For the governance of an early colony to be competent it should be a blend of sound democratic decision making and technocratic expertise in order to still adhere to the OST where the uses of outer space should be for peaceful purposes and non-aggressive. From an aspect this may be fulfilled with a composite of both direct and representative democracy with the latter being dominant.This aspect can be reflected by the emergence of representative democracies during 1780 – 1800 in the US; the 10th amendment granted significant powers to the state and federal governments, which states, “The powers not delegated to the United States by the Constitution, nor prohibited by it to the States, are reserved to the States respectively, or to the people.” (28) This amendment allowed states to act sovereign and protected the interests and rights of both individuals and states via a separation of powers. This derived the modern constitutional federal republic system wherein the interests of citizens are represented by the government officials they have voted for and is protected by the constitution.
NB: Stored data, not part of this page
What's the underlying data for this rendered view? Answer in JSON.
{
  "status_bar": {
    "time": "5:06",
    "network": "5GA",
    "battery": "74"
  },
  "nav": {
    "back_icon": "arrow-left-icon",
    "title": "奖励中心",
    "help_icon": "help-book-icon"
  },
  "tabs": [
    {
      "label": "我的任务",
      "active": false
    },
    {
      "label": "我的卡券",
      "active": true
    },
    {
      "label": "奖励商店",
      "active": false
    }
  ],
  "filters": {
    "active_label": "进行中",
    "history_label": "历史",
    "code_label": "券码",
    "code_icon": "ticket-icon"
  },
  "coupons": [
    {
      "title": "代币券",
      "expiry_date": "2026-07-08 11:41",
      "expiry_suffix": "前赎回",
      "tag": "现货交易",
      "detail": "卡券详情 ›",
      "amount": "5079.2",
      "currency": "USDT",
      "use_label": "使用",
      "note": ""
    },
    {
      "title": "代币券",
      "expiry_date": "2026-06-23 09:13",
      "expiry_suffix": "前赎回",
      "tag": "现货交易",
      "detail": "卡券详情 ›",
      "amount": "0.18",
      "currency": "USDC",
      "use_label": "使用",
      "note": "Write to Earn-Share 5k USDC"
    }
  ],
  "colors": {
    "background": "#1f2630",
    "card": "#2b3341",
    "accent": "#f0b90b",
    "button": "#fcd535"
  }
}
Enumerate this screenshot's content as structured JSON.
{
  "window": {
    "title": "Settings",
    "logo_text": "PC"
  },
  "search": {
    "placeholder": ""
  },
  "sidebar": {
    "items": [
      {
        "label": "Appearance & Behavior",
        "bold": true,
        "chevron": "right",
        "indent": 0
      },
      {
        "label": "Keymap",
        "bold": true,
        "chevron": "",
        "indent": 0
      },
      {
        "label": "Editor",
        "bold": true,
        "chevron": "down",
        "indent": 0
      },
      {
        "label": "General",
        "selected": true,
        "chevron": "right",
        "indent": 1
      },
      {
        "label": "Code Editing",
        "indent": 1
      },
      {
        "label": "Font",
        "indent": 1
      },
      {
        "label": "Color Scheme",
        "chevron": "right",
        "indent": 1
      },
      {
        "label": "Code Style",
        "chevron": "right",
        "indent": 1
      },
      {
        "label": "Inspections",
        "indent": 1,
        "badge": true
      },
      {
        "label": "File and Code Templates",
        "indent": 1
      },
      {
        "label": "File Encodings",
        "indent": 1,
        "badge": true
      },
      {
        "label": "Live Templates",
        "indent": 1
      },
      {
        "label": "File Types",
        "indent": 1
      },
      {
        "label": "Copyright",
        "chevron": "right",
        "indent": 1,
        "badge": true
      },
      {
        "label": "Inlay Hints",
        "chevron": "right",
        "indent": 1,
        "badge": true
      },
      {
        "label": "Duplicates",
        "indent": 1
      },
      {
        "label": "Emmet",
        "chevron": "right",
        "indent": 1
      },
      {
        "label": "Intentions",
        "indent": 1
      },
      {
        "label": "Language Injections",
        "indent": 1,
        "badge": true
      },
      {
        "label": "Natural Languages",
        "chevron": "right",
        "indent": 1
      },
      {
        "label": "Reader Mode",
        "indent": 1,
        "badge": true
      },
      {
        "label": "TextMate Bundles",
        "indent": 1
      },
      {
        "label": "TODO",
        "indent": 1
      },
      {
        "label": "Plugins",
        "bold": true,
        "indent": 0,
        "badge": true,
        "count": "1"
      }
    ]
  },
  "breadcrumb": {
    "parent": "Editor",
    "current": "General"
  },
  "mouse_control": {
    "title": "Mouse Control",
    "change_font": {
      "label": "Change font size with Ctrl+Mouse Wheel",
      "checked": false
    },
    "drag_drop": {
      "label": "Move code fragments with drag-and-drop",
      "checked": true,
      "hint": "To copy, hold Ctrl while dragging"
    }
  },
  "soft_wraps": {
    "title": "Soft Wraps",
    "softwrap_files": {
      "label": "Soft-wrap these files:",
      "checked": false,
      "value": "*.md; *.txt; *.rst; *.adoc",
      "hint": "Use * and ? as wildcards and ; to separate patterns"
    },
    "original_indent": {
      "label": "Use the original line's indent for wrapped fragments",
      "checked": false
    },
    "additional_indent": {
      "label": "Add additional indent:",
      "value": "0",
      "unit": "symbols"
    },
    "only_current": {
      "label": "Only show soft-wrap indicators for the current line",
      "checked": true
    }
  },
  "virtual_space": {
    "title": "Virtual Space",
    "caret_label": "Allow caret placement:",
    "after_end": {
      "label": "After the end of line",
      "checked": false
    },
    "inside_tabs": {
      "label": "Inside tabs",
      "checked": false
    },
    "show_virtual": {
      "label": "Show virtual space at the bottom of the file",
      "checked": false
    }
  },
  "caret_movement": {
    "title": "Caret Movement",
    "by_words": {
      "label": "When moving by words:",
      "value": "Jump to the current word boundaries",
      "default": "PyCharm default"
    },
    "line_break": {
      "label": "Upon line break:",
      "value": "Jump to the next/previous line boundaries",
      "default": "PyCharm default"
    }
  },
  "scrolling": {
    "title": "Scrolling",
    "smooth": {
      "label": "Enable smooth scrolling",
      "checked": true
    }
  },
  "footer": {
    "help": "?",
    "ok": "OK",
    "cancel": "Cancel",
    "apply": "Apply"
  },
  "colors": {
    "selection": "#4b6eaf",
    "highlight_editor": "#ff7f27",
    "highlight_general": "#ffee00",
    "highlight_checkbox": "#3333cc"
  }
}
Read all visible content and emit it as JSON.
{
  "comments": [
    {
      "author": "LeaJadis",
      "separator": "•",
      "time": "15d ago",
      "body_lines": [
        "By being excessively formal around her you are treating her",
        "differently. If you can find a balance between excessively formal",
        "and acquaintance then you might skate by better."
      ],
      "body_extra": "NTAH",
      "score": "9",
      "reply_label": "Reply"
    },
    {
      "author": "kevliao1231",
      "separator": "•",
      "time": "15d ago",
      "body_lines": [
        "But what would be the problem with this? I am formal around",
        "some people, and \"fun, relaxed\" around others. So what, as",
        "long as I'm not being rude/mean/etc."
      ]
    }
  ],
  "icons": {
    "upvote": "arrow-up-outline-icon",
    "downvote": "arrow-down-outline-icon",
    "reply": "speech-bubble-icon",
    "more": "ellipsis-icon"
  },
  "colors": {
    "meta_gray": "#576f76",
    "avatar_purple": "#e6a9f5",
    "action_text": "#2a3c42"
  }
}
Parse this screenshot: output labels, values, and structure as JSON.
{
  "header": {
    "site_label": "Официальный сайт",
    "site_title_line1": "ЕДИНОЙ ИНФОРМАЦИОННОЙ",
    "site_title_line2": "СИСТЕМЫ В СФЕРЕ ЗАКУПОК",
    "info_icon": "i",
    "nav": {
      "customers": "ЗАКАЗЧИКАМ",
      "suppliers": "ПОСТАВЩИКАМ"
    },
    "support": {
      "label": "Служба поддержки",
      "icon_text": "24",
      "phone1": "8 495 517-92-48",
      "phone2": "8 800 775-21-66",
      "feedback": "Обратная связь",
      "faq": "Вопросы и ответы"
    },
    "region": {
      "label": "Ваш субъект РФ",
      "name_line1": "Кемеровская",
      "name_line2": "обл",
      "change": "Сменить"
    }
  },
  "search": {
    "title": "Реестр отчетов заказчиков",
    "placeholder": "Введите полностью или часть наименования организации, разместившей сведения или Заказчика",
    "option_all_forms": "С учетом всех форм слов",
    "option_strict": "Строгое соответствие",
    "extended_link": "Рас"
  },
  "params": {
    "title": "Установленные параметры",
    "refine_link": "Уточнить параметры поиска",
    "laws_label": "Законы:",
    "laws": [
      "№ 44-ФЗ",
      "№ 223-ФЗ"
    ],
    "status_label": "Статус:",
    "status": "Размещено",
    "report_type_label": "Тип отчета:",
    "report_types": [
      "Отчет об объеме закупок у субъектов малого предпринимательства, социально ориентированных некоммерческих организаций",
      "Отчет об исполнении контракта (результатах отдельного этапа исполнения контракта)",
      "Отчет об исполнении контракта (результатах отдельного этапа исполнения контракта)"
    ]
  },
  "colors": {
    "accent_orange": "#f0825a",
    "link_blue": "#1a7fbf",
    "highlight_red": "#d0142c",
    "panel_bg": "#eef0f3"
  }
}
Of course, considering the harsh conditions in space, where the danger of unwise decisions is of great significance, an adequate blend of expertise and respect for expertise is necessary to eliminate the threat of a democratic decision amounting to practical suicide. For this reason, at least until a sufficient level is reached for democratic self-governance, an element of authoritarianism (in the opinion of the authors) may remain inevitable.
Insofar as a federal system which blends this republicanism in governing colonies, and a representative system in settling disputes between colonies of different nationalities etc. seems the best way of satisfying both colonists and stakeholders, e.g. corporations and states responsible for them, it then seems the best way of establishing a sovereign governing body.